On Wednesday, Benjamin Lawsky, New York's Superintendant of Financial Services, stated in a letter to all chartered or licensed banking institutions in New York State that his Department will be expanding its information technology examination procedures to focus on cybersecurity. This will make New York the first state to conduct its own cybersecurity exams on banks, according to the American Banker.
Lawsky encouraged institutions to "view cyber security as an integral aspect of their overall risk management strategy, rather than solely as a subset of information technology." He stated that "cyber hacking is a potentially existential threat to our financial markets and can wreak serious havoc on the financial lives of consumers."
Lawsky specified that going forward, his Department's IT/cybersecurity examinations will now include a lengthy list of cybersecurity-related items such as an institution's organization and reporting structure for cybersecurity-related issues; resources devoted; the risks posed by shared infrastructure; testing and monitoring procedures; incident response processes; training; cybersecurity insurance coverage; and much more.
Lawsky also advised New York banking institutions that his Department will schedule these cybersecurity examinations following a "comprehensive risk assessment" of the institution. Lawsky laid out 12 separate requests for information that the Department will seeking from each institution to aid in this assessment, which cover areas such as the experience of the current Chief lnformation Security Officer; vulnerability and patch management programs; the institution's use (or not) of multi-factor authentication for its systems; due diligence process regarding information security; and so on.
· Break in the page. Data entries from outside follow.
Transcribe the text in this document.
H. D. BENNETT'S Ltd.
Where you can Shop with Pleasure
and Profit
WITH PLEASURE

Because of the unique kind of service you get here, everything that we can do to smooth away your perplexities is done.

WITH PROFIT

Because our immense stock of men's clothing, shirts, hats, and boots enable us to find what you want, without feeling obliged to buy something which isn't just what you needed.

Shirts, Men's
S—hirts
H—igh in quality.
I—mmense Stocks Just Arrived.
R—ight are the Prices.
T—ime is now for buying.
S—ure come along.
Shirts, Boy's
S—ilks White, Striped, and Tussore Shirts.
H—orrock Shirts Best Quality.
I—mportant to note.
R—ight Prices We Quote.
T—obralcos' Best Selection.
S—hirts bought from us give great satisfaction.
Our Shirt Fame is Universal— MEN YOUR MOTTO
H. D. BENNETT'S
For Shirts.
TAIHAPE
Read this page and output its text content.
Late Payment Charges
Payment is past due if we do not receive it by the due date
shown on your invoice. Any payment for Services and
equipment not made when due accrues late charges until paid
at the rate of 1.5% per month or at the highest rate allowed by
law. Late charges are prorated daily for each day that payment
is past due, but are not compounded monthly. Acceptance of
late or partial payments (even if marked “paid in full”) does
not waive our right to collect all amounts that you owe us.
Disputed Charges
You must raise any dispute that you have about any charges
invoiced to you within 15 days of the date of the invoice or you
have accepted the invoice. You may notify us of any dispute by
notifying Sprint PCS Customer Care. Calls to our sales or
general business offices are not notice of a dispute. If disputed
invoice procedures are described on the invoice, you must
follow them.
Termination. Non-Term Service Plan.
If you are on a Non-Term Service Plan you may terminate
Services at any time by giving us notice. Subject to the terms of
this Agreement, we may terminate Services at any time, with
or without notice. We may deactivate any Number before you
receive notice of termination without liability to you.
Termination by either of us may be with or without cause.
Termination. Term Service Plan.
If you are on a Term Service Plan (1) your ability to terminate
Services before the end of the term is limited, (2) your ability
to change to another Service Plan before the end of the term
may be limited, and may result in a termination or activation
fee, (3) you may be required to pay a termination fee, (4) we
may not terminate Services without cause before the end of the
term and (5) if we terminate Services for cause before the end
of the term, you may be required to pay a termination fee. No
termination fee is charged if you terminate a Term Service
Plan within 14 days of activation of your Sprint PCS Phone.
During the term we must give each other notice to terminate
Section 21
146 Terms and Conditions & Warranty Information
As pointed out by the American Banker, Lawsky's letter offers no indication that the Department of Financial Services' tough examinations will vary depending on the size of the bank. This would mean that "a tiny institution like the $18.6 million-asset Bank of Cattaraugus, near Buffalo, would be subject to the same basic requirements as Bank of New York Mellon, with more than $300 billion in assets." Nonetheless, the New York Bankers Association complimented Lawsky on his Department's initiative and for being "at the forefront of the cyber security issue. We will continue to work closely with Superintendent Lawsky on this critical issue, and we look forward to studying the guidelines in depth."